We keep dancing as the next song comes on. I’m completely speechless, and my mind is spinning. I want him so bad. I want to grab his behind, reach under his shirt, rub my hands across his bare chest, and kiss him until I can no longer breathe. I’m fighting to control my urges. I know this is wrong.

“Stop,” he admonishes.

“What?”

“Over thinking this.”

I sigh. “I don’t want you to be sorry or regret anything later.”

His hand strokes the back of my head and moves down to rub my back. “I won’t regret anything. Why would I?”

I give him a resigned look. “I’m not the last woman alive. It just seems that way, Airen. There will be other survivors, beautiful women who would happily fight to the death for a chance to be with you. I don’t want to see you settle when things won’t always be this way.”

“Abby,” he hesitates.

“Be honest, Airen. Before the plague if I’d passed you on the street in New York, you never would have noticed me. I can never compete with the skinny models and beautiful actresses you’re accustomed to dating. You’re way out of my league.”

He pushes me away from him and stares at me. “Look at me, Abby.”
I raise my eyes, and bite my lip.

“I’m insulted that you think I could be that shallow, as if all I care about in a woman is her appearance. Personally, I prefer a woman with curves.” 

He runs his hands down my hips. “Still, that’s beside the point. Beauty isn’t the most important thing to me, and besides you’re—”

“Don’t!” I interrupt him. “Please just don’t. It makes me uncomfortable. I have a mirror. I know how I look.”

He holds my head in his hands, and his gaze burns into me. “You don’t know how you look to me. I want you to understand I don’t see you the way you see yourself. I see the woman I love.”

I can’t fight him anymore. I never had a chance. All I can do is nod and press my face into his shoulder. “I’ve tried so hard not to love you, Airen.”
“How did that work for you?”

I can hear the smile in his voice. “It didn’t. I just did my best to hide it.”

He snorts and threads his fingers through my hair. “You did a good job. I was afraid I’d lose you to Joseph for a while. Thank goodness he’s gay.”

I shake my head in disbelief. He was jealous? His hateful attitude toward Joseph and me really was due to jealousy? Joseph knew, and he tried to tell me, but I didn’t believe him. I can hardly believe it now.

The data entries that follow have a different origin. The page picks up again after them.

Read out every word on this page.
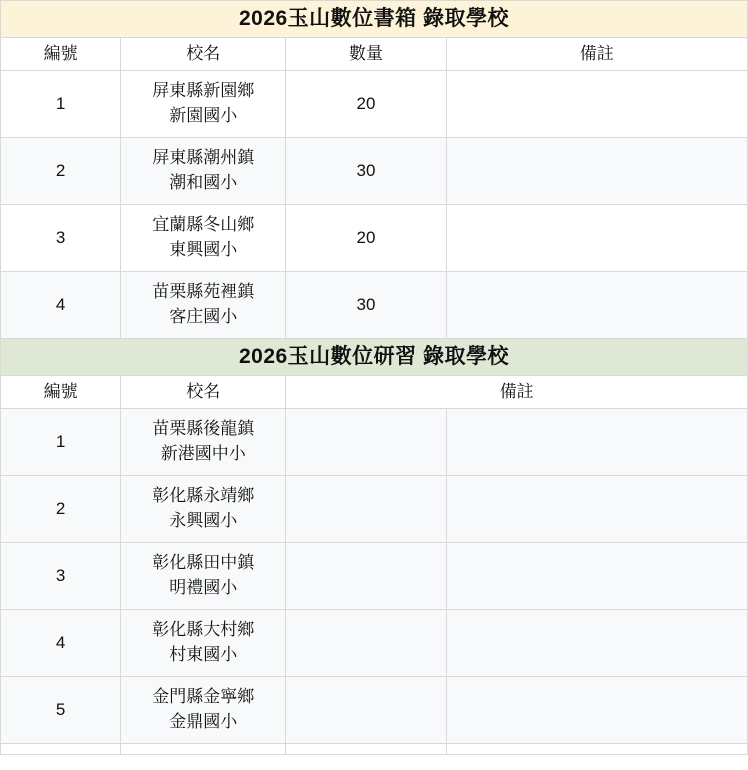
2026玉山數位書箱 錄取學校			
編號	校名	數量	備註
1	屏東縣新園鄉
新園國小	20	
2	屏東縣潮州鎮
潮和國小	30	
3	宜蘭縣冬山鄉
東興國小	20	
4	苗栗縣苑裡鎮
客庄國小	30	
2026玉山數位研習 錄取學校			
編號	校名	備註	
1	苗栗縣後龍鎮
新港國中小		

2	彰化縣永靖鄉
永興國小		

3	彰化縣田中鎮
明禮國小		

4	彰化縣大村鄉
村東國小		

5	金門縣金寧鄉
金鼎國小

I have to hear it from him. “You were jealous?”

Looking away, he mumbles, “Not one of my better qualities, I know.”

I giggle, and he raises his eyebrows. “It’s a trait that we share.” He sits on the couch with his arm around me, and I lean against him, inhaling his scent and reveling in the closeness of his body to mine. “Are sure you want this? I mean, we can’t exactly just date when we’ve been living together for so long.”

“Hmm,” he hums, nuzzling his face in my neck. “I may have had fantasies of sharing that big closet you have in your room, but we can take things as slow as you want.”

“You have to promise me something.”

“Anything,” he whispers, kissing my earlobe.